Ni-a-pa-ah, au contraire, avait profondément ressenti les coups de l’infortune. Elle n’était qu’à l’été de la vie, et déjà une caducité précoce ployait sa taille en deux. Ses cheveux si noirs, si abondants autrefois, avaient tombé et blanchi. Un inextricable réseau de rides sillonnait en tous sens son visage osseux ; de larges coutures jaunâtres tranchaient sur le ton généralement bistré de sa peau et ne rappelaient que trop les atroces tortures auxquelles la pauvre squaw avait été soumise sur le mont Baker.

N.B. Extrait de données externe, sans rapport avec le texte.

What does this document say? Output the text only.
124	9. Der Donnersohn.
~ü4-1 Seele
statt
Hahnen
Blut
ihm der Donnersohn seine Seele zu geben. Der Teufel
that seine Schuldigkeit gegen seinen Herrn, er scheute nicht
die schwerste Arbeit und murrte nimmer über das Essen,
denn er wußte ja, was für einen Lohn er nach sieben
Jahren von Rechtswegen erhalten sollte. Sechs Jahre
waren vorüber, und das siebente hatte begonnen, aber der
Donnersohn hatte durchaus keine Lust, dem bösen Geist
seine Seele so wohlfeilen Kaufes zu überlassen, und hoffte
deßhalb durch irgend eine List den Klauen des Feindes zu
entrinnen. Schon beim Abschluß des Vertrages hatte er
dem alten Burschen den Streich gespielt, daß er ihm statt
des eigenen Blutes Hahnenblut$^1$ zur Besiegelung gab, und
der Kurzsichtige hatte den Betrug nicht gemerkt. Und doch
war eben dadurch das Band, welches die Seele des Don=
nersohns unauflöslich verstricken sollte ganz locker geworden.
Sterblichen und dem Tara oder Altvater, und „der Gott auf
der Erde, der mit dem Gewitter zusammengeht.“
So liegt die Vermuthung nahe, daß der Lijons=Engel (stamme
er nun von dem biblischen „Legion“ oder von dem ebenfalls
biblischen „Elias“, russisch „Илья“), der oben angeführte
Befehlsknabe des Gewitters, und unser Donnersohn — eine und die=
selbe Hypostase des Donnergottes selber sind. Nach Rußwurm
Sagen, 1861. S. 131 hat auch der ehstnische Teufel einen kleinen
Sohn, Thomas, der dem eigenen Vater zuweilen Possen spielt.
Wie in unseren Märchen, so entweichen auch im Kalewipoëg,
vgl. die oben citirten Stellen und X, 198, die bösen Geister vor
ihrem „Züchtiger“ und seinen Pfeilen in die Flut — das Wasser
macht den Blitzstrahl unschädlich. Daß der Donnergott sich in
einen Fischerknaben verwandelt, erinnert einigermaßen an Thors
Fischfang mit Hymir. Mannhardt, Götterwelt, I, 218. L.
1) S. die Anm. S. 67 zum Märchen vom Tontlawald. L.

Ses mains brûlées n’offraient plus que des moignons informes dont elle était incapable de faire usage, même pour prendre ses aliments. De ses charmes flétris, il ne lui restait que les yeux, — ces yeux si éloquents dont le rayonnement sympathique reflétait tant d’amour et de mélancolie.

Son amour, elle l’épanchait tout entier, maintenant, sur Co-lo-mo-o, l’enfant qu’elle avait eu de Nar-go-tou-ké, un an après leur rentrée de la Nouvelle-Calédonie au Canada.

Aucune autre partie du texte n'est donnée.